Regarding gender differences, male patients with FD were significantly more likely to be diagnosed via cardiology (p<0.001), nephrology (p<0.001) and dermatology (p=0.001); female patients in particular via  family screening (p<0.001).

Over the last decades, there has been a shift in diagnostic processes depending on medical discipline, primarily from nephrology (until year 2005: n=9; years 2016-2020: n=4) and ophthalmology (until year 2005: n=13; years 2016-2020: n=4) to cardiology (until year 2005: n=1; years 2016-2020: n=13).

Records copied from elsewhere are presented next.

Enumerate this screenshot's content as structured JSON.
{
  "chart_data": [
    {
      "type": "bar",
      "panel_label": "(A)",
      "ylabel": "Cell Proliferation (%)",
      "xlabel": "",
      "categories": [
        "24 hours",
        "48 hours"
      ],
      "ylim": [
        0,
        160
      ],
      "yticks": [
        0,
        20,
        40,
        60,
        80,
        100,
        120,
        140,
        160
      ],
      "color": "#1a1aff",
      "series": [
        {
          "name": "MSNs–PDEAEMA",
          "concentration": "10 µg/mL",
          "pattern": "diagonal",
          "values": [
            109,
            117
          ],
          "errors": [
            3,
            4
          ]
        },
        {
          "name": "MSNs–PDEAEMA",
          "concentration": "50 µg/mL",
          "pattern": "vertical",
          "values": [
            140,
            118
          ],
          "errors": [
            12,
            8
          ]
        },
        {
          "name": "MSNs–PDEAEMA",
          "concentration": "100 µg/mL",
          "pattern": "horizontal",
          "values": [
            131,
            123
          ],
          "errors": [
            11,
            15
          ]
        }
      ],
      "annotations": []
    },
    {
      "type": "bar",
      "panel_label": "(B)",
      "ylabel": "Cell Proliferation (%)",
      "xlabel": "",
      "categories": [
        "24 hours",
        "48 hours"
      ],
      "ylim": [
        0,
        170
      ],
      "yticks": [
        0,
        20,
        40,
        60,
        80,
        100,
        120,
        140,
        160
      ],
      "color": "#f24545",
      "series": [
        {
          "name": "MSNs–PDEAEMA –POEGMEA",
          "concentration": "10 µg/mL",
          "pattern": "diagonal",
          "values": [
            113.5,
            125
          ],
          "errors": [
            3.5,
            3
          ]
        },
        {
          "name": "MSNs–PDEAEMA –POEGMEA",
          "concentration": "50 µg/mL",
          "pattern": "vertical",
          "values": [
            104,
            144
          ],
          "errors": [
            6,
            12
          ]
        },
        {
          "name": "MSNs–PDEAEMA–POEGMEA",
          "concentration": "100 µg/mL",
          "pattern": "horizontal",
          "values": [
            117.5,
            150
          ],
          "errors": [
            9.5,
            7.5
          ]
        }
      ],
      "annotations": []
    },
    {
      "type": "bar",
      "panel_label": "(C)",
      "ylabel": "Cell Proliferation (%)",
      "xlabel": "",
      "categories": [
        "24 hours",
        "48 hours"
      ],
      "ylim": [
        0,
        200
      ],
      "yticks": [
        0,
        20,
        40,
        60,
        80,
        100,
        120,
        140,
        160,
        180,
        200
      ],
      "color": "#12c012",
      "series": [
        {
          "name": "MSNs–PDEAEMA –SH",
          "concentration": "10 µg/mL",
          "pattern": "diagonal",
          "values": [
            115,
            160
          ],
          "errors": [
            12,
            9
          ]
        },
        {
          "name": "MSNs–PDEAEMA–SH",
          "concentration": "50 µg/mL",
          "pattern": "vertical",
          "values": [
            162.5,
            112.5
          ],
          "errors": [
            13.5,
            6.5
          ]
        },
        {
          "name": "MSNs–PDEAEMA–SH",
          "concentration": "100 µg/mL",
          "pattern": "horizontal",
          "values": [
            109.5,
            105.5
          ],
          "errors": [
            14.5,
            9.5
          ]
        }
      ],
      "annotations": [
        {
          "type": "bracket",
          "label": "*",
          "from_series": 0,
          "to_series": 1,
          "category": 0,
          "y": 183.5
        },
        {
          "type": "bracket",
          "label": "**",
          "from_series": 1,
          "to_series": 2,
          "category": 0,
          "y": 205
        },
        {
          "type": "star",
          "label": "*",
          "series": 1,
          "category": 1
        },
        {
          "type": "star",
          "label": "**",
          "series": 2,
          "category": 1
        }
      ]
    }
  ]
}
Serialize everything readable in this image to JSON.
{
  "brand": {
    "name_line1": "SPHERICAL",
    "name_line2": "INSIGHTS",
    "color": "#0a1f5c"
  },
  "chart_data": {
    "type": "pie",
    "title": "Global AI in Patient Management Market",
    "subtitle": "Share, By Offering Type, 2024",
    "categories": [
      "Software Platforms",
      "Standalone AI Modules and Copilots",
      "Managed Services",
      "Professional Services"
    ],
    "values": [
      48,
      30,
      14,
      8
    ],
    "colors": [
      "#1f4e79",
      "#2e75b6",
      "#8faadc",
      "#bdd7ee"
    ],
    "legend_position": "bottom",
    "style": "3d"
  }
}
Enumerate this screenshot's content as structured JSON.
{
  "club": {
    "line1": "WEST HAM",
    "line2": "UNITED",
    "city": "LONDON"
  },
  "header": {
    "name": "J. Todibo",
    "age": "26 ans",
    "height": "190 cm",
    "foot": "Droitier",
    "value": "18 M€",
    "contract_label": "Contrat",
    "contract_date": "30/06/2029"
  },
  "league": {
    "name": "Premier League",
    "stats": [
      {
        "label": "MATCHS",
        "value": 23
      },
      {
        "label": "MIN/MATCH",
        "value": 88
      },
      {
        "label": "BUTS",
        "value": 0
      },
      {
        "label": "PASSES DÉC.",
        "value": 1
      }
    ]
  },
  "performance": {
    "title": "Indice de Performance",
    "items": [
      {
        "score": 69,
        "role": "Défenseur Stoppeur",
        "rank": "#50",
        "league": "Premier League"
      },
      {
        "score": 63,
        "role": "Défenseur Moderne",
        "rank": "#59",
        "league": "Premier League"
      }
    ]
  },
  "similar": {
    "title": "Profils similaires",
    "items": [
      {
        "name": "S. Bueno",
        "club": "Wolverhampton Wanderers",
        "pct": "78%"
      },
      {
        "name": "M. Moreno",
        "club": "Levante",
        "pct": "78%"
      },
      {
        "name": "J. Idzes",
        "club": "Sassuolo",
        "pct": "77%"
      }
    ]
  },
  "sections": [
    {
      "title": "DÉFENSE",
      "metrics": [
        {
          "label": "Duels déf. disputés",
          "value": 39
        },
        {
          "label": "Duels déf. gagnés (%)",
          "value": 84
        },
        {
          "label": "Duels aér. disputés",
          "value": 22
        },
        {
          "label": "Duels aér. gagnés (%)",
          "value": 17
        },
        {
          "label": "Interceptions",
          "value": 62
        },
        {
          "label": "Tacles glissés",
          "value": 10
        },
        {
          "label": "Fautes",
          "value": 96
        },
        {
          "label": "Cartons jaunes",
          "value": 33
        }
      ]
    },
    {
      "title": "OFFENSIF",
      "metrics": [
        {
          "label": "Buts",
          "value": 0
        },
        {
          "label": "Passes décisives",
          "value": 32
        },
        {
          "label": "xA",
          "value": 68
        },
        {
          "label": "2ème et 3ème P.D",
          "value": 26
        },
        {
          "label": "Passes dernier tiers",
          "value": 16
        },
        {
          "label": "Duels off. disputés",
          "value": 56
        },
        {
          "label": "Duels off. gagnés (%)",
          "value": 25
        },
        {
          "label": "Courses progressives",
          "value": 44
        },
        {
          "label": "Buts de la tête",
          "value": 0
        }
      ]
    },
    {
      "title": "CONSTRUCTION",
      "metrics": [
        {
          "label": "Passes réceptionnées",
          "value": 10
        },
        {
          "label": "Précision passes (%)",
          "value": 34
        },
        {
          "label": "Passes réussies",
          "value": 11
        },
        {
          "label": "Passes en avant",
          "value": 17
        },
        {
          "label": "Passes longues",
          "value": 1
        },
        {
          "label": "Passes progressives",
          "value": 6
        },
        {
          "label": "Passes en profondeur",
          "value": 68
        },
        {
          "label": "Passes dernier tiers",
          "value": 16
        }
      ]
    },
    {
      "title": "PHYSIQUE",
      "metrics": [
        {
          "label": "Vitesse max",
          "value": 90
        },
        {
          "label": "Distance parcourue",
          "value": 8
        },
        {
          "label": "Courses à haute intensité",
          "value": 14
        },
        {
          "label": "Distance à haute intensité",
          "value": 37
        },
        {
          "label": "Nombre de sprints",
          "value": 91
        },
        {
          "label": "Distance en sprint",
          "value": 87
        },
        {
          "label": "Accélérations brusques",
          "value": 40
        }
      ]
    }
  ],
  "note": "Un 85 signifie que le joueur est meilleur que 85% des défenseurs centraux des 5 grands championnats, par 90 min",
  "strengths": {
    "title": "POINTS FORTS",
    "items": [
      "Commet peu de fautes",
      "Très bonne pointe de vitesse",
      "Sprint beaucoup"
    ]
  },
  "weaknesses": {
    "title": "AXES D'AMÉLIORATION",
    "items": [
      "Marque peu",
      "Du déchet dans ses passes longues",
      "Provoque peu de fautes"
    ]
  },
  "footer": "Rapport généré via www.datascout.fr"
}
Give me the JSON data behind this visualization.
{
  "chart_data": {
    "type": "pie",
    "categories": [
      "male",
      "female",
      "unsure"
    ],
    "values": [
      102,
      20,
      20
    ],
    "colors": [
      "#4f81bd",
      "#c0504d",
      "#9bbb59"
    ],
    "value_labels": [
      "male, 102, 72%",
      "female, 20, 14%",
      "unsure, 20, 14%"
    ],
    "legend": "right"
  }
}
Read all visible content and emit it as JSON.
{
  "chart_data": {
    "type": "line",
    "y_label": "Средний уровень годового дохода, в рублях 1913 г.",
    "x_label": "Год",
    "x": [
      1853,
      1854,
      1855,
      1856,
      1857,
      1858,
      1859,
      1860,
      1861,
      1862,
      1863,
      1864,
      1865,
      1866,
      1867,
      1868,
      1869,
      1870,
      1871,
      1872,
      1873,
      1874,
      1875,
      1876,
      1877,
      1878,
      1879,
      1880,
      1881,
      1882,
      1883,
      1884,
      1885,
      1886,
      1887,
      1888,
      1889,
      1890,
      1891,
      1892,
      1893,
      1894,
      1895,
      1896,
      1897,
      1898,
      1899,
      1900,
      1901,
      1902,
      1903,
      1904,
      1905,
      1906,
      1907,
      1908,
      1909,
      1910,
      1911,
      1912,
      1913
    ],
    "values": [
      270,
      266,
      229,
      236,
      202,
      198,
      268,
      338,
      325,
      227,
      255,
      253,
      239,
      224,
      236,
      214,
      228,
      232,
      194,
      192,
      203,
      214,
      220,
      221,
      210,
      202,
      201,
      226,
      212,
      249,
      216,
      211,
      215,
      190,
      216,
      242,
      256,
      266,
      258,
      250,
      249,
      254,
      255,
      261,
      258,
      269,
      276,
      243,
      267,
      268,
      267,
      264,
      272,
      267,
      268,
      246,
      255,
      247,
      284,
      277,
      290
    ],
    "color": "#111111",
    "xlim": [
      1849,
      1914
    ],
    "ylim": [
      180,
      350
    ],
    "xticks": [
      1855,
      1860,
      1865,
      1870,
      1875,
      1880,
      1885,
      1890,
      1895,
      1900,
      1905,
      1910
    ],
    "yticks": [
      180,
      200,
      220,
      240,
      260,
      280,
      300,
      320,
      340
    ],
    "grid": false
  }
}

Conclusion: The ways in which Fabry's disease is diagnosed are multifaceted. The leading symptoms initiating genetic testing usually indicate advanced organ manifestations (left ventricular hypertrophy, chronic kidney disease, cerebral ischemia etc.), whereat cardiology plays a central role in diagnostic processes. Additionally, during the last decades a shift within the specialist disciplines in favour of cardiology could be detected showing that a growing number of suspected cardiac patients are tested for FD. This reflects not only a rising awareness among cardiologists for rare differential diagnoses but also the success of sharing profound knowledge and research. Simultaneously, the need for further education concerning rare diseases – also with regard to the next generations of physicians – is still evident.